Question

In $\vartriangle PQR$, $E$ and $F$ are points on the sides $PQ$ and $PR$ respectively. Verify $EF||QR,PQ = 1.28cm,PR = 2.56cm,PE = 0.18cm,PF = 0.36cm$

Answer 1

Hint: In such type of question the concept of basic proportionality is taken into consideration which states that if we draw a line from one side of a triangle to the other side of the triangle and it intersects at two different points then it divided the side in same ratios, using this theorem if we need to show that the side is parallel then in such case we will show that they have same ratio when two points are taken.

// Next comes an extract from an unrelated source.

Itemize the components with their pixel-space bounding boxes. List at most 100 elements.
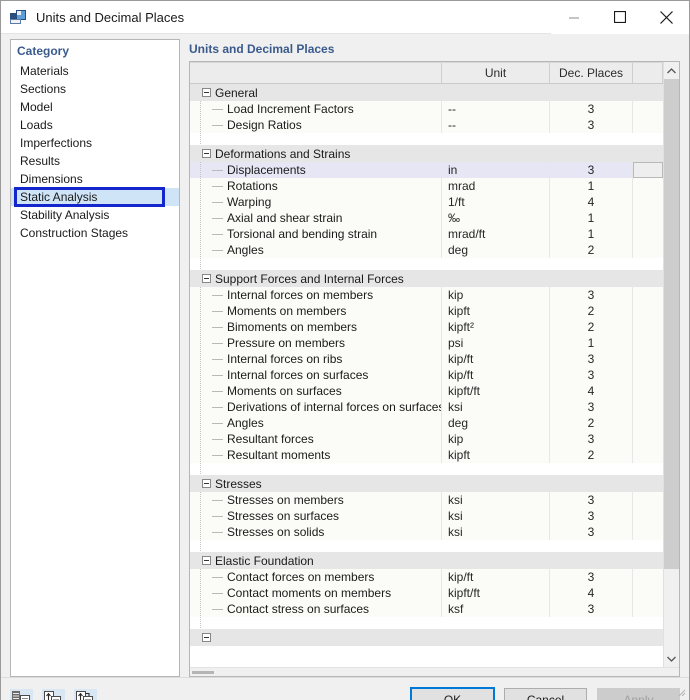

Complete step-by-step answer:
Let us consider a triangle, $E$ and $F$ be the point on the sides of the triangle as shown in the below figure

Now, as discussed we need to show that the ratio is same as shown below
$\Rightarrow$$\dfrac{{PE}}{{EQ}} = \dfrac{{PF}}{{FR}}$
And we need to have the length of the above
Let us first consider the side $PQ$
$\Rightarrow$$PQ = PE + ER$
It is given that $PQ = 1.28cm$ and $PE = 0.18cm$
Substituting the values we get
$\Rightarrow$$EQ = 1.28 - 0.18 = 1.10cm$
Now, we can determine the ration for the side $PQ$
$\Rightarrow$$\dfrac{{PE}}{{EQ}} = \dfrac{{0.18}}{{0.10}} = 0.16$
Now, let us consider the other side of the triangle $PR$
$PR = PF + FR$
Substituting the value, we get
$\Rightarrow$$FR = PR - PF = 2.56 - 0.36 = 2.20cm$
Now, we need to determine the ratio of the side $PR$
$\Rightarrow$$\dfrac{{PF}}{{FR}} = \dfrac{{0.36}}{{2.20}} = 0.16$
Hence, they both have the same ratio
$\Rightarrow$$\dfrac{{PE}}{{EQ}} = \dfrac{{PF}}{{FR}} = 0.16$
Hence, by the proportionality theorem we can say that $EF||QR$.

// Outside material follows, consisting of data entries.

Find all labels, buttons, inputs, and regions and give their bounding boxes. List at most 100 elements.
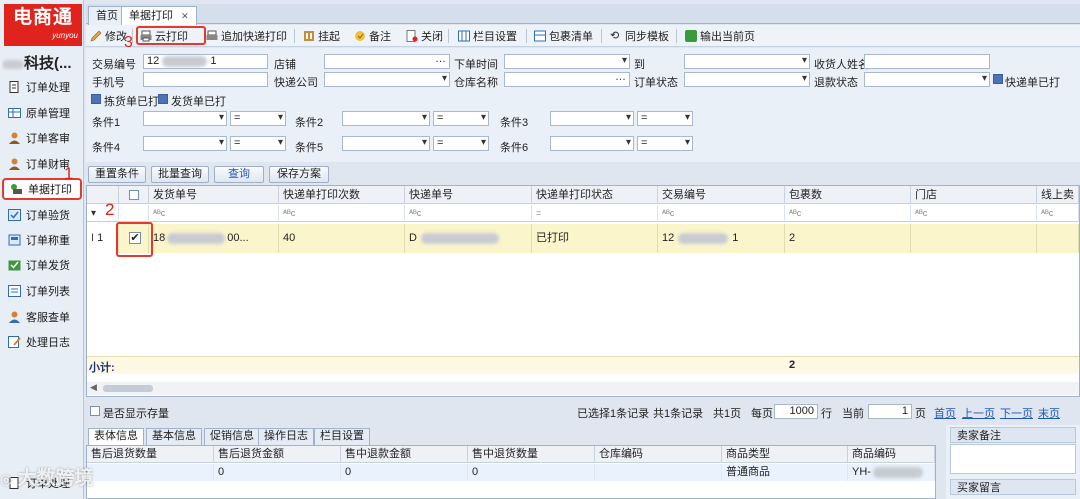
sidebar-item-customer-review[interactable]: 订单客审: [2, 127, 82, 149]
condition-5-field[interactable]: [342, 136, 430, 151]
filter-ship-no[interactable]: ᴬᴮc: [149, 205, 279, 222]
column-settings-button[interactable]: 栏目设置: [458, 28, 517, 44]
tab-body-info[interactable]: 表体信息: [88, 428, 144, 445]
detail-col-return-qty[interactable]: 售后退货数量: [87, 446, 214, 463]
query-button[interactable]: 查询: [214, 166, 264, 183]
filter-store[interactable]: ᴬᴮc: [911, 205, 1037, 222]
col-ship-no[interactable]: 发货单号: [149, 186, 279, 204]
cell-express-no[interactable]: D: [405, 224, 532, 253]
tab-basic-info[interactable]: 基本信息: [146, 428, 202, 445]
tab-operation-log[interactable]: 操作日志: [258, 428, 314, 445]
select-all-checkbox[interactable]: [129, 190, 139, 200]
per-page-input[interactable]: 1000: [774, 404, 818, 419]
warehouse-selector[interactable]: [504, 72, 630, 87]
cell-online[interactable]: [1037, 224, 1079, 253]
cell-ship-no[interactable]: 18 00...: [149, 224, 279, 253]
condition-6-operator[interactable]: =: [637, 136, 693, 151]
cell-packages[interactable]: 2: [785, 224, 911, 253]
trade-no-input[interactable]: 12 1: [143, 54, 268, 69]
filter-packages[interactable]: ᴬᴮc: [785, 205, 911, 222]
col-store[interactable]: 门店: [911, 186, 1037, 204]
show-stock-checkbox[interactable]: [90, 406, 100, 416]
sidebar-item-process-log[interactable]: 处理日志: [2, 331, 82, 353]
col-print-count[interactable]: 快递单打印次数: [279, 186, 405, 204]
close-icon[interactable]: ✕: [181, 11, 189, 21]
shop-selector[interactable]: [324, 54, 450, 69]
col-online[interactable]: 线上卖: [1037, 186, 1079, 204]
reset-conditions-button[interactable]: 重置条件: [88, 166, 146, 183]
filter-online[interactable]: ᴬᴮc: [1037, 205, 1079, 222]
ship-printed-checkbox[interactable]: [158, 94, 168, 104]
export-page-button[interactable]: 输出当前页: [685, 28, 755, 44]
tab-document-print[interactable]: 单据打印 ✕: [121, 6, 197, 25]
condition-6-field[interactable]: [550, 136, 634, 151]
refund-status-select[interactable]: [864, 72, 990, 87]
detail-col-product-code[interactable]: 商品编码: [848, 446, 935, 463]
tab-promotion-info[interactable]: 促销信息: [204, 428, 260, 445]
scroll-left-icon[interactable]: ◀: [90, 382, 97, 393]
sidebar-item-service-lookup[interactable]: 客服查单: [2, 306, 82, 328]
filter-print-status[interactable]: =: [532, 205, 658, 222]
cell-store[interactable]: [911, 224, 1037, 253]
next-page-link[interactable]: 下一页: [1000, 405, 1033, 421]
condition-5-operator[interactable]: =: [433, 136, 489, 151]
sidebar-item-order-list[interactable]: 订单列表: [2, 280, 82, 302]
condition-1-field[interactable]: [143, 111, 227, 126]
pick-printed-checkbox[interactable]: [91, 94, 101, 104]
cell-print-count[interactable]: 40: [279, 224, 405, 253]
filter-trade-no[interactable]: ᴬᴮc: [658, 205, 785, 222]
detail-cell-product-type[interactable]: 普通商品: [722, 464, 848, 481]
order-time-end[interactable]: [684, 54, 810, 69]
detail-col-warehouse-code[interactable]: 仓库编码: [595, 446, 722, 463]
order-time-start[interactable]: [504, 54, 630, 69]
detail-cell-refund-amount[interactable]: 0: [341, 464, 468, 481]
prev-page-link[interactable]: 上一页: [962, 405, 995, 421]
condition-2-operator[interactable]: =: [433, 111, 489, 126]
detail-col-refund-qty[interactable]: 售中退货数量: [468, 446, 595, 463]
sync-template-button[interactable]: ⟲ 同步模板: [610, 28, 669, 44]
phone-input[interactable]: [143, 72, 268, 87]
edit-button[interactable]: 修改: [90, 28, 127, 44]
scrollbar-thumb[interactable]: [103, 385, 153, 392]
sidebar-item-order-inspect[interactable]: 订单验货: [2, 204, 82, 226]
col-packages[interactable]: 包裹数: [785, 186, 911, 204]
condition-1-operator[interactable]: =: [230, 111, 286, 126]
cell-print-status[interactable]: 已打印: [532, 224, 658, 253]
detail-col-return-amount[interactable]: 售后退货金额: [214, 446, 341, 463]
col-print-status[interactable]: 快递单打印状态: [532, 186, 658, 204]
filter-print-count[interactable]: ᴬᴮc: [279, 205, 405, 222]
hang-up-button[interactable]: 挂起: [303, 28, 340, 44]
package-list-button[interactable]: 包裹清单: [534, 28, 593, 44]
condition-3-operator[interactable]: =: [637, 111, 693, 126]
express-select[interactable]: [324, 72, 450, 87]
sidebar-item-order-weigh[interactable]: 订单称重: [2, 229, 82, 251]
filter-express-no[interactable]: ᴬᴮc: [405, 205, 532, 222]
condition-2-field[interactable]: [342, 111, 430, 126]
detail-cell-product-code[interactable]: YH-: [848, 464, 935, 481]
col-trade-no[interactable]: 交易编号: [658, 186, 785, 204]
sidebar-item-order-process[interactable]: 订单处理: [2, 76, 82, 98]
condition-4-field[interactable]: [143, 136, 227, 151]
detail-cell-return-amount[interactable]: 0: [214, 464, 341, 481]
sidebar-item-order-ship[interactable]: 订单发货: [2, 254, 82, 276]
col-express-no[interactable]: 快递单号: [405, 186, 532, 204]
last-page-link[interactable]: 末页: [1038, 405, 1060, 421]
detail-col-refund-amount[interactable]: 售中退款金额: [341, 446, 468, 463]
first-page-link[interactable]: 首页: [934, 405, 956, 421]
close-order-button[interactable]: 关闭: [406, 28, 443, 44]
detail-col-product-type[interactable]: 商品类型: [722, 446, 848, 463]
seller-note-box[interactable]: [950, 444, 1076, 474]
detail-cell-refund-qty[interactable]: 0: [468, 464, 595, 481]
order-status-select[interactable]: [684, 72, 810, 87]
express-printed-checkbox[interactable]: [993, 74, 1003, 84]
cell-trade-no[interactable]: 12 1: [658, 224, 785, 253]
horizontal-scrollbar[interactable]: ◀: [87, 382, 1079, 395]
tab-column-settings[interactable]: 栏目设置: [314, 428, 370, 445]
current-page-input[interactable]: 1: [868, 404, 912, 419]
batch-query-button[interactable]: 批量查询: [151, 166, 209, 183]
save-scheme-button[interactable]: 保存方案: [269, 166, 329, 183]
detail-cell-warehouse-code[interactable]: [595, 464, 722, 481]
remark-button[interactable]: 备注: [354, 28, 391, 44]
receiver-input[interactable]: [864, 54, 990, 69]
condition-4-operator[interactable]: =: [230, 136, 286, 151]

Note: If the side of a triangle is divide in two parts as in the above question we represent the side of a triangle by the sum of two lines as shown in the diagram $PQ = PE + ER$ and we have have information of length of $PQ$ and $PF$ then in such case we can determine the length of the side for which we don’t have any information.